Durante la riunione dell’Ufficio di Presidenza della Camera dei Deputati del 12 luglio 2018 è stata approvata la delibera n. 14/2018 avente ad oggetto la “Rideterminazione della misura degli assegni vitalizi e delle quote di assegno vitalizio dei trattamenti previdenziali pro rata nonché dei trattamenti di reversibilità, relativi agli anni di mandato svolti fino al 31 dicembre 2011”.
Tale rideterminazione, fortemente voluta dal Presidente della Camera Roberto Fico si inserisce tra i provvedimenti con lo scopo di tagliare i così detti “costi della politica”, e conclude il percorso di sostanziale equiparazione del trattamento previdenziale dei deputati a quello ordinario dei dipendenti pubblici. Tale equiparazione era già stata sancita dalle delibere di entrambe le camere del 30 - 31 gennaio 2012, che avevano imposto il sistema contributivo per tutti i deputati e senatori eletti dopo il primo gennaio 2012. Con la delibera in esame si procede all’estensione retroattiva del principio contributivo ai trattamenti maturati prima di tale incisiva riforma. La questione era stata già al centro del dibattito nella XVII legislatura, con la proposta di legge C 3225 “Disposizioni in materia di abolizione dei nuovi vitalizi e nuova disciplina dei trattamenti pensionistici dei membri del Parlamento e dei consiglieri regionali”, presentata dall’On. Richetti il 9 luglio 2015, che si proponeva proprio di ricalcolare la prestazione vitalizia ex parlamentari ed ex consiglieri regionali in base ai contributi effettivamente versati dai percettori.
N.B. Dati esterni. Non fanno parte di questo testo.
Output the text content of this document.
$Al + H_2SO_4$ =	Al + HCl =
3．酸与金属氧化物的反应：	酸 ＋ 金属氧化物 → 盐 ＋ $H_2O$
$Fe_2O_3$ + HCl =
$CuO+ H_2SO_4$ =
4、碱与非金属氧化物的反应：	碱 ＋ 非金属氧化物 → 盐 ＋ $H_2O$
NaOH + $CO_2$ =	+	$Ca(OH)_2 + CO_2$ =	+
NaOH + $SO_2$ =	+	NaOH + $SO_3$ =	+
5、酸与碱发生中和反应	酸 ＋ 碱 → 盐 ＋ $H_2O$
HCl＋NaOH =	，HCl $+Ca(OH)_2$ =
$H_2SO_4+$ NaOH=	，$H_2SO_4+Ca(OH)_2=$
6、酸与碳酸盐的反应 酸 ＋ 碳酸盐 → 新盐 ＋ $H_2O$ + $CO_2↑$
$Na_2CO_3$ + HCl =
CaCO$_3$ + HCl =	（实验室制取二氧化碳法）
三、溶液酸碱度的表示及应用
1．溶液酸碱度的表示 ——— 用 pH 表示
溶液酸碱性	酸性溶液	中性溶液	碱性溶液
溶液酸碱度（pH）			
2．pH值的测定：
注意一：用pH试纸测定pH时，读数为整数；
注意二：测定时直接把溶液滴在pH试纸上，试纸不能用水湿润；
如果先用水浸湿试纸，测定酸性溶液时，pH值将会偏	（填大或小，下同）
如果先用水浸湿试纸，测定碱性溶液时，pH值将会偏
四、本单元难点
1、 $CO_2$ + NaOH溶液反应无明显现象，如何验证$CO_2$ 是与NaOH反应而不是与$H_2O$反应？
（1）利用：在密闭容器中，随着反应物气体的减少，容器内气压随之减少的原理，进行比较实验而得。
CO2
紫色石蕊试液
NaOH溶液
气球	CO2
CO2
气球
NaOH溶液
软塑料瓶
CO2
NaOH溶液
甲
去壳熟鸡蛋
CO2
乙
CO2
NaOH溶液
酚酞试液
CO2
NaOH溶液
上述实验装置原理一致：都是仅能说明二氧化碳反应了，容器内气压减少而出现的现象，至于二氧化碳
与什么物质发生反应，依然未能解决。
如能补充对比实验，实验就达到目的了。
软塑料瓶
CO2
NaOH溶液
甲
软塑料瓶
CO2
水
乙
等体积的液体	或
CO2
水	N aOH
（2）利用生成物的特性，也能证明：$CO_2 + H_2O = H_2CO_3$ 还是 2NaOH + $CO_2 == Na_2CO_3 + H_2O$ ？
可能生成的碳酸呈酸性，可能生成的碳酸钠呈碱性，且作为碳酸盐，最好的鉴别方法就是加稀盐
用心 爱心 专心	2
Il disegno di legge, approvato alla Camera il 26 luglio 2017, non era però stato calendarizzato per la discussione in Senato entro il termine della legislatura. Pertanto, il tema è rimasto nell’agenda politica anche all’inizio della XVII legislatura.
Per bilanciare gli effetti di questo ricalcolo contributivo, la deliberazione in oggetto prevede una prestazione minima (la pensione a cui hanno diritti i deputati che hanno versato i contributi nella sola XVII legislatura, la prima integralmente contributiva), che viene raddoppiata in caso di una diminuzione dell’importo percepito maggiore del 50%, e una massima (l’effettivo assegno vitalizio percepito dal deputato secondo il regolamento in vigore durante la propria legislatura). Inoltre, si prevede la possibilità per l’Ufficio di Presidenza di aumentare la prestazione erogata per un massimo del 50% in caso di richiesta per percettori con reddito basso e malattia cronica o invalidità totale.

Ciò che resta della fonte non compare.